IMF managing director Christine Lagarde told France’s Les Echos newspaper: “Germany most probably has the fiscal space to support the European recovery and is offering to use it.”

Lagarde said that public and private investments aimed at financing infrastructure in Germany “would be welcome”. “I am not talking about creating new highways, but rather about investments in maintenance and upkeep... over the past few years, Germany has invested very little in its transportation infrastructure. Just like in the United States, the network is deteriorating, which makes stepping up efforts perfectly justifiable.”

Lagarde said Germany intends to earmark 0.2% of gross domestic product (GDP) for maintenance and upkeep over the next four years. However, she said IMF analysis showed Germany “could dedicate an additional 0.5% of GDP annually over four years”.

“Germany could also contribute to the European recovery with greater wage distribution,” Lagarde said. “This would enable German consumers to fuel recovery. Given the favourable labour market conditions, we expect wage dynamics to move in that direction. These developments would likely support activity in Europe.”

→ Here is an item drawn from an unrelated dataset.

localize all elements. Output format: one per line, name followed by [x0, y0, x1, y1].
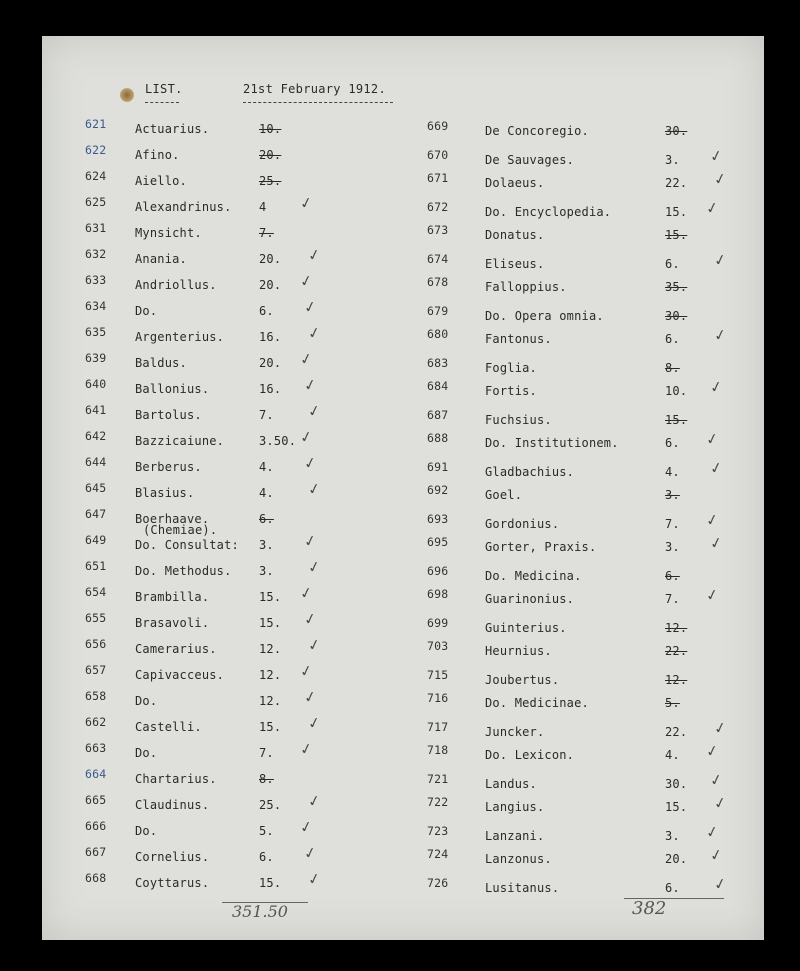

Meanwhile, France “should stay the course on reducing public spending”, Lagarde said: “Even if inflation is lower than anticipated, it cannot be used as a smokescreen to put off the necessary efforts on spending. Nor should the situation justify new tax hikes. Low income due to exceptionally slow growth should not encourage a country to introduce stiffer taxation in order to achieve a nominal target. Bear in mind that the path of fiscal consolidation is not a terribly difficult one.”

Lagarde said that if a reduction in public expenditure is “largely offset by tax breaks, as France is contemplating doing, the effect on demand remains manageable”.

On structural reform, Lagarde said that the liberalisation of regulated professions in France “is not necessarily the easiest route to take, but I am pleased that this door has been opened”.

However, Lagarde said: “What needs to be done, first and foremost, is to break the shackles of labour regulations, and I do not mean just in France, but in the entire euro area. The only country making headway in this regard this year is Spain. It introduced a number of structural reforms, and they are beginning to pay off.”

On the wider euro area, Lagarde said “much has already been accomplished... and we feel that the pace of fiscal deficit reduction today is appropriate to each country”.

Lagarde said: “We do not think that the euro is overvalued against the dollar. Its value is consistent with the euro area balance of payments. However, the direction in which it is headed today is likely to boost recovery, and that is a good thing.”

The IMF’s latest annual assessment of France’s economy, published in July, said the country needed “deeper structural reforms” including opening “protected sectors” to greater competition. However, IMF executive director for France Hervé de Villeroché said the organisation expected to see a recovery of France’s economic climate in 2014-2015 “thanks to increased business and household confidence, as well as the implementation of structural reforms”, notably as a result of the government’s ‘Responsibility and Solidarity Pact’, launched earlier this year.